Nutritional regulation of hepatic de novo lipogenesis in humans.
Cross E., Dearlove DJ., Hodson L.
PURPOSE OF REVIEW: De novo lipogenesis (DNL) is a metabolic process occurring mainly within the liver, in humans. Insulin is a primary signal for promoting DNL; thus, nutritional state is a key determinant for upregulation of the pathway. However, the effects of dietary macronutrient composition on hepatic DNL remain unclear.
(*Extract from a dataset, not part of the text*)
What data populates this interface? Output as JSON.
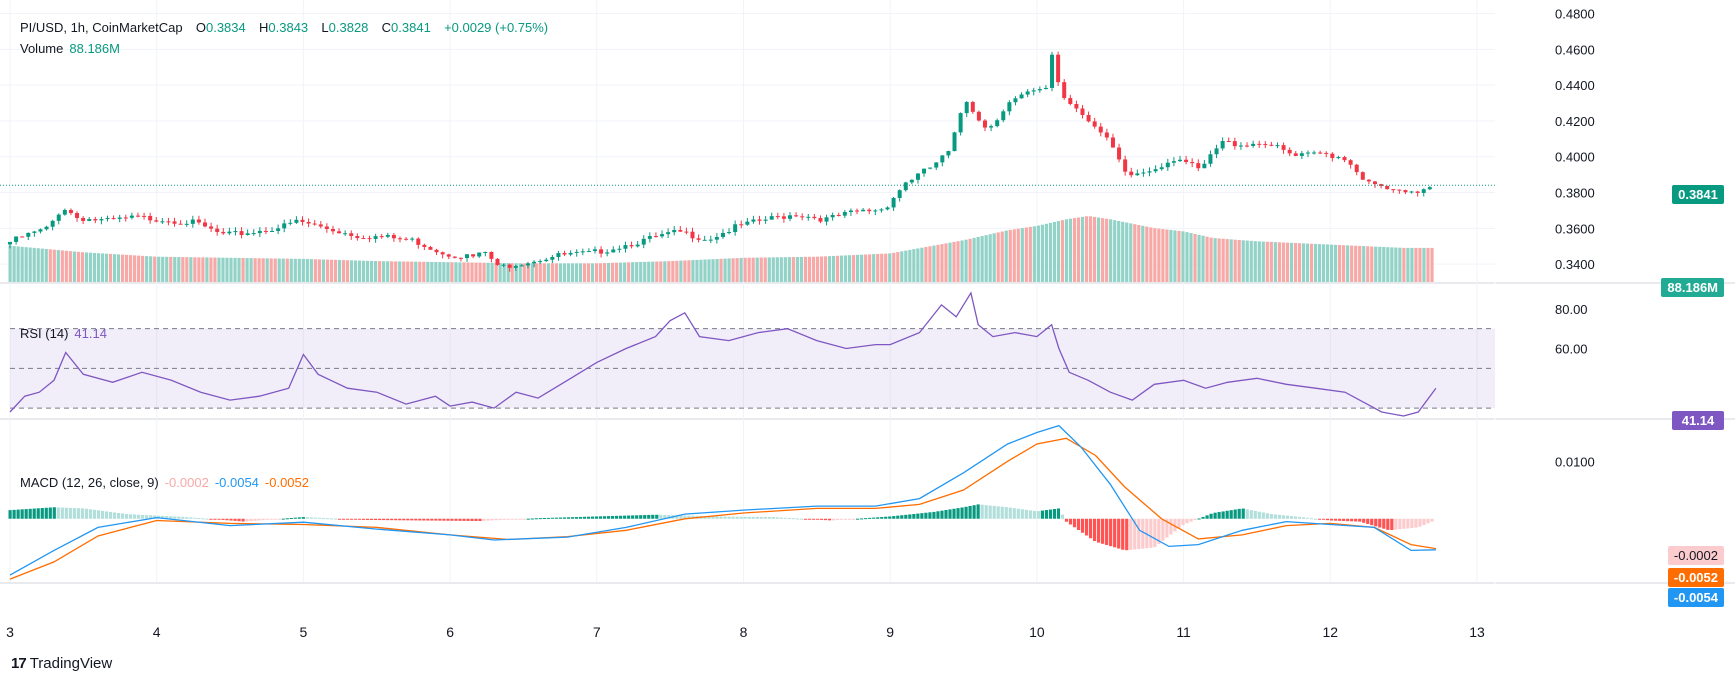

Nor is it clear if a nutrition-induced increase in DNL results in accumulation of intra-hepatic triglyceride (IHTG); a mechanism often proposed for pathological IHTG. Here, we review the latest evidence surrounding the nutritional regulation of hepatic DNL. RECENT FINDINGS: The role of carbohydrate intake on hepatic DNL regulation has been well studied, with only limited data on the effects of fats and proteins. Overall, increasing carbohydrate intake typically results in an upregulation of DNL, with fructose being more lipogenic than glucose. For fat, it appears that an increased intake of n-3 polyunsaturated fatty acids downregulates DNL, whilst, in contrast, an increased dietary protein intake may upregulate DNL. SUMMARY: Although DNL is upregulated with high-carbohydrate or mixed-macronutrient meal consumption, the effects of fat and protein remain unclear. Additionally, the effects of different phenotypes (including sex, age, ethnicity, and menopause status) in combination with different diets (enriched in different macronutrients) on hepatic DNL requires elucidation.